2 Put the gelatine leaves in a bowl of cold water to soften. Heat the cream with the vanilla pod and
seeds in a large pan until just boiling. Remove from the heat.
3 Whisk together the egg yolks and remaining caster sugar in a large bowl until thickened slightly. Remove the vanilla pod, then pour the hot cream over the egg mixture and whisk thoroughly.
4 Return the custard to the pan and heat gently, stirring until the mixture has thickened and coats the back of a spoon.
5 Whisk in the gelatine, then pour the custard over the rhubarb in the 6 ramekins.
5 Leave to cool slightly, then chill for at least 2hr to set.
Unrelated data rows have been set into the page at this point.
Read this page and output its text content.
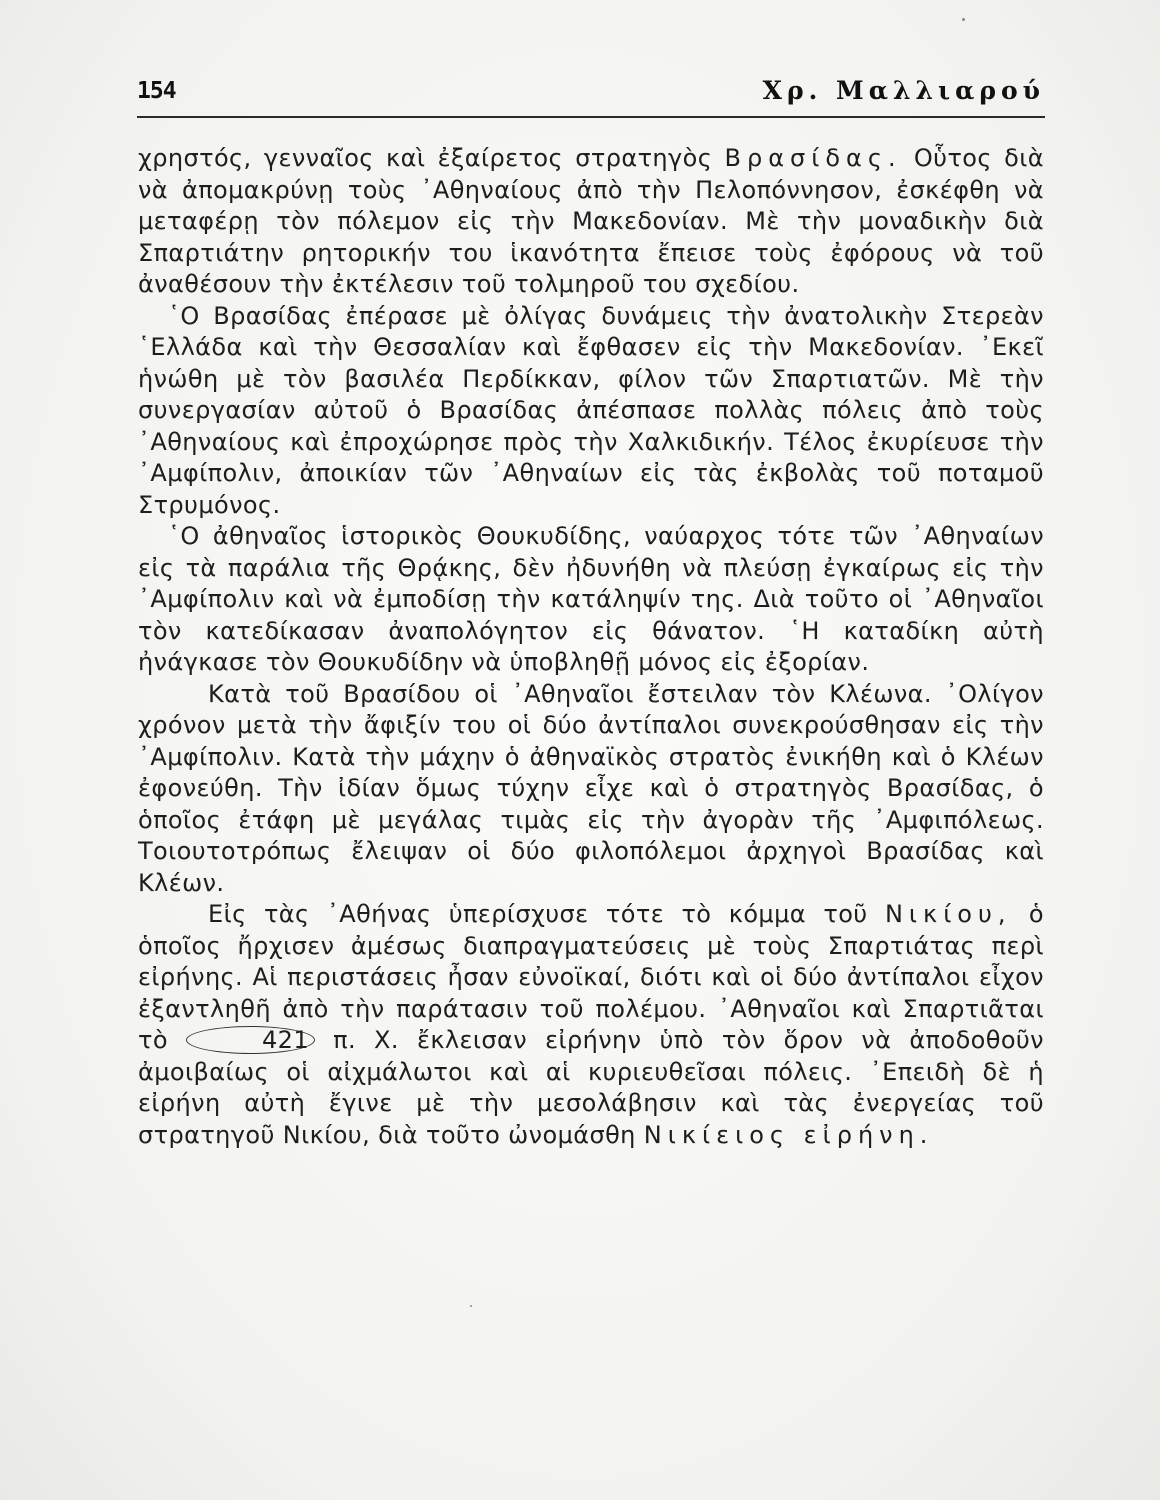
154	Χρ. Μαλλιαρού

χρηστός, γενναῖος καὶ ἐξαίρετος στρατηγὸς Βρασίδας. Οὗτος διὰ νὰ ἀπομακρύνῃ τοὺς ᾿Αθηναίους ἀπὸ τὴν Πελοπόννησον, ἐσκέφθη νὰ μεταφέρῃ τὸν πόλεμον εἰς τὴν Μακεδονίαν. Μὲ τὴν μοναδικὴν διὰ Σπαρτιάτην ρητορικήν του ἱκανότητα ἔπεισε τοὺς ἐφόρους νὰ τοῦ ἀναθέσουν τὴν ἐκτέλεσιν τοῦ τολμηροῦ του σχεδίου.

῾Ο Βρασίδας ἐπέρασε μὲ ὀλίγας δυνάμεις τὴν ἀνατολικὴν Στερεὰν ῾Ελλάδα καὶ τὴν Θεσσαλίαν καὶ ἔφθασεν εἰς τὴν Μακεδονίαν. ᾿Εκεῖ ἡνώθη μὲ τὸν βασιλέα Περδίκκαν, φίλον τῶν Σπαρτιατῶν. Μὲ τὴν συνεργασίαν αὐτοῦ ὁ Βρασίδας ἀπέσπασε πολλὰς πόλεις ἀπὸ τοὺς ᾿Αθηναίους καὶ ἐπροχώρησε πρὸς τὴν Χαλκιδικήν. Τέλος ἐκυρίευσε τὴν ᾿Αμφίπολιν, ἀποικίαν τῶν ᾿Αθηναίων εἰς τὰς ἐκβολὰς τοῦ ποταμοῦ Στρυμόνος.

῾Ο ἀθηναῖος ἱστορικὸς Θουκυδίδης, ναύαρχος τότε τῶν ᾿Αθηναίων εἰς τὰ παράλια τῆς Θρᾴκης, δὲν ἠδυνήθη νὰ πλεύσῃ ἐγκαίρως εἰς τὴν ᾿Αμφίπολιν καὶ νὰ ἐμποδίσῃ τὴν κατάληψίν της. Διὰ τοῦτο οἱ ᾿Αθηναῖοι τὸν κατεδίκασαν ἀναπολόγητον εἰς θάνατον. ῾Η καταδίκη αὐτὴ ἠνάγκασε τὸν Θουκυδίδην νὰ ὑποβληθῇ μόνος εἰς ἐξορίαν.

Κατὰ τοῦ Βρασίδου οἱ ᾿Αθηναῖοι ἔστειλαν τὸν Κλέωνα. ᾿Ολίγον χρόνον μετὰ τὴν ἄφιξίν του οἱ δύο ἀντίπαλοι συνεκρούσθησαν εἰς τὴν ᾿Αμφίπολιν. Κατὰ τὴν μάχην ὁ ἀθηναϊκὸς στρατὸς ἐνικήθη καὶ ὁ Κλέων ἐφονεύθη. Τὴν ἰδίαν ὅμως τύχην εἶχε καὶ ὁ στρατηγὸς Βρασίδας, ὁ ὁποῖος ἐτάφη μὲ μεγάλας τιμὰς εἰς τὴν ἀγορὰν τῆς ᾿Αμφιπόλεως. Τοιουτοτρόπως ἔλειψαν οἱ δύο φιλοπόλεμοι ἀρχηγοὶ Βρασίδας καὶ Κλέων.

Εἰς τὰς ᾿Αθήνας ὑπερίσχυσε τότε τὸ κόμμα τοῦ Νικίου, ὁ ὁποῖος ἤρχισεν ἀμέσως διαπραγματεύσεις μὲ τοὺς Σπαρτιάτας περὶ εἰρήνης. Αἱ περιστάσεις ἦσαν εὐνοϊκαί, διότι καὶ οἱ δύο ἀντίπαλοι εἶχον ἐξαντληθῆ ἀπὸ τὴν παράτασιν τοῦ πολέμου. ᾿Αθηναῖοι καὶ Σπαρτιᾶται τὸ	421 π. Χ. ἔκλεισαν εἰρήνην ὑπὸ τὸν ὅρον νὰ ἀποδοθοῦν ἀμοιβαίως οἱ αἰχμάλωτοι καὶ αἱ κυριευθεῖσαι πόλεις. ᾿Επειδὴ δὲ ἡ εἰρήνη αὐτὴ ἔγινε μὲ τὴν μεσολάβησιν καὶ τὰς ἐνεργείας τοῦ στρατηγοῦ Νικίου, διὰ τοῦτο ὠνομάσθη Νικίειος εἰρήνη.
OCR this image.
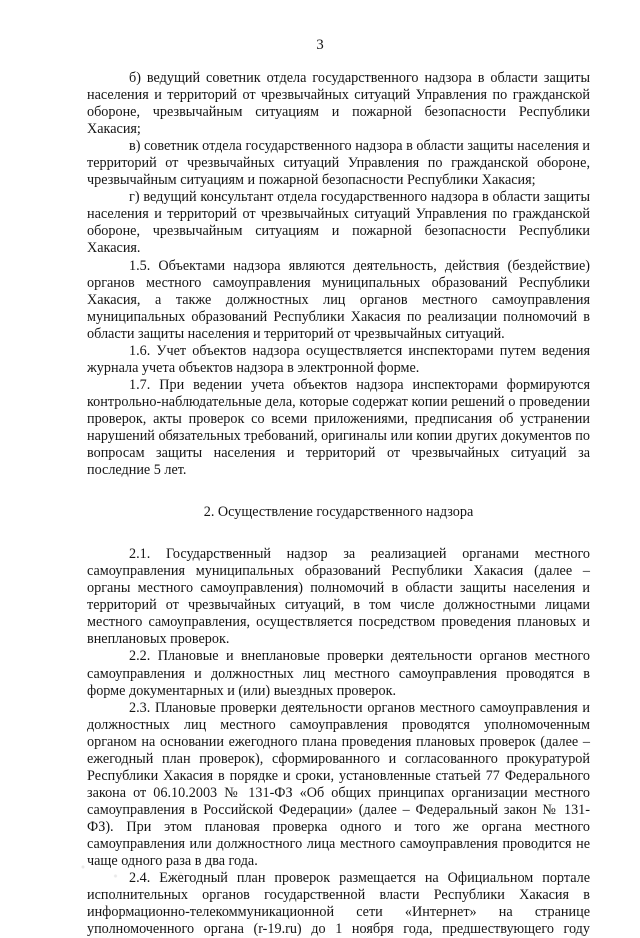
3

б) ведущий советник отдела государственного надзора в области защиты населения и территорий от чрезвычайных ситуаций Управления по гражданской обороне, чрезвычайным ситуациям и пожарной безопасности Республики Хакасия;

в) советник отдела государственного надзора в области защиты населения и территорий от чрезвычайных ситуаций Управления по гражданской обороне, чрезвычайным ситуациям и пожарной безопасности Республики Хакасия;

г) ведущий консультант отдела государственного надзора в области защиты населения и территорий от чрезвычайных ситуаций Управления по гражданской обороне, чрезвычайным ситуациям и пожарной безопасности Республики Хакасия.

1.5. Объектами надзора являются деятельность, действия (бездействие) органов местного самоуправления муниципальных образований Республики Хакасия, а также должностных лиц органов местного самоуправления муниципальных образований Республики Хакасия по реализации полномочий в области защиты населения и территорий от чрезвычайных ситуаций.

1.6. Учет объектов надзора осуществляется инспекторами путем ведения журнала учета объектов надзора в электронной форме.

1.7. При ведении учета объектов надзора инспекторами формируются контрольно-наблюдательные дела, которые содержат копии решений о проведении проверок, акты проверок со всеми приложениями, предписания об устранении нарушений обязательных требований, оригиналы или копии других документов по вопросам защиты населения и территорий от чрезвычайных ситуаций за последние 5 лет.

2. Осуществление государственного надзора

2.1. Государственный надзор за реализацией органами местного самоуправления муниципальных образований Республики Хакасия (далее – органы местного самоуправления) полномочий в области защиты населения и территорий от чрезвычайных ситуаций, в том числе должностными лицами местного самоуправления, осуществляется посредством проведения плановых и внеплановых проверок.

2.2. Плановые и внеплановые проверки деятельности органов местного самоуправления и должностных лиц местного самоуправления проводятся в форме документарных и (или) выездных проверок.

2.3. Плановые проверки деятельности органов местного самоуправления и должностных лиц местного самоуправления проводятся уполномоченным органом на основании ежегодного плана проведения плановых проверок (далее – ежегодный план проверок), сформированного и согласованного прокуратурой Республики Хакасия в порядке и сроки, установленные статьей 77 Федерального закона от 06.10.2003 № 131-ФЗ «Об общих принципах организации местного самоуправления в Российской Федерации» (далее – Федеральный закон № 131-ФЗ). При этом плановая проверка одного и того же органа местного самоуправления или должностного лица местного самоуправления проводится не чаще одного раза в два года.

2.4. Ежегодный план проверок размещается на Официальном портале исполнительных органов государственной власти Республики Хакасия в информационно-телекоммуникационной сети «Интернет» на странице уполномоченного органа (r-19.ru) до 1 ноября года, предшествующего году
6 When ready to serve, sprinkle each ramekin with 1tbsp demerara sugar and blast with a blowtorch until the sugar is melted and has turned a dark caramel colour with some burnt spots. If you don’t have a blowtorch, melt the sugar top under a very hot grill, but keep an eye on it – put the ramekins in the freezer first for 30min so the desserts don’t melt.